Intensivstationen und die zweite Covid-19-Welle

»Es liegen jetzt mehr an Covid-19 erkrankte Menschen auf norddeutschen Intensivstationen als im Frühjahr. Mediziner befürchten, dass die Belastung für Klinken größer wird als bei der ersten Welle«, meldet der NDR: Neuer Höchststand von Corona-Patienten auf Intensivstationen. „Wir haben die Zahlen der ersten Welle erreicht und werden sie übertreffen, vielleicht sogar um ein Vielfaches“, so Stefan Kluge, der Direktor der Klinik für Intensivmedizin am Universitätsklinikum Hamburg-Eppendorf (UKE).
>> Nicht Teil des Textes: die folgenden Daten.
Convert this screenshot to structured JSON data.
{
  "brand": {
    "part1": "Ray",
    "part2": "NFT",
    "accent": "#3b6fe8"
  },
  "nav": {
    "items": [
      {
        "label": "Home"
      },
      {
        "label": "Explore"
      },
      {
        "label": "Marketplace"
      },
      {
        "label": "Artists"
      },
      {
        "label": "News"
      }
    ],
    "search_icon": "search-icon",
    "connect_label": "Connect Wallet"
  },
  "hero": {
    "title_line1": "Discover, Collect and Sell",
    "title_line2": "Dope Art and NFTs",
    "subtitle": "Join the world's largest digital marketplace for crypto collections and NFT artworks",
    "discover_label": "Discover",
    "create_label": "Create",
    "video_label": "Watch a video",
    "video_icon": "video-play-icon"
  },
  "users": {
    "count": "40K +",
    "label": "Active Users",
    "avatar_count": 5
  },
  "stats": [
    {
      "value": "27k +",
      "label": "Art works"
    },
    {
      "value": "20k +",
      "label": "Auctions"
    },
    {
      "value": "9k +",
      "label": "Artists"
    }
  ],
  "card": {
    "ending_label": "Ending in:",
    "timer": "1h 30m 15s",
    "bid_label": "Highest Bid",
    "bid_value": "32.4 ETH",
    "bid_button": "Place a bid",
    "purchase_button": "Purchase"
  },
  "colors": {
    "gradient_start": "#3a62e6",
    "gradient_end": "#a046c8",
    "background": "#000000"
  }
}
Und ergänzt: „Wir wissen, dass die Zahl der Neuinfektionen sich circa nach zehn Tagen auf die Zahl der Intensivbetten auswirkt. Ein Patient, der heute Symptome zeigt, hat ungefähr ein Risiko von zwei Prozent, dann auf der Intensivstation zu landen.“
»Krankenhäuser haben für schwere Corona-Fälle in Hightech-Geräte investiert. Doch oft fehlt es an Personal, um sie zu bedienen. Patienten werden quer durchs Land verschoben«, so der SPIEGEL unter der Überschrift Die ersten Intensivstationen sind voll. In drei Wochen werden alle noch verfügbaren Betten auf Intensivstationen in deutschen Krankenhäusern belegt sein – davon gehen Ärzte aus, wie die „Frankfurter Allgemeine Zeitung“ schreibt. Und das könne der Teil-Lockdown auch nicht mehr verhindern.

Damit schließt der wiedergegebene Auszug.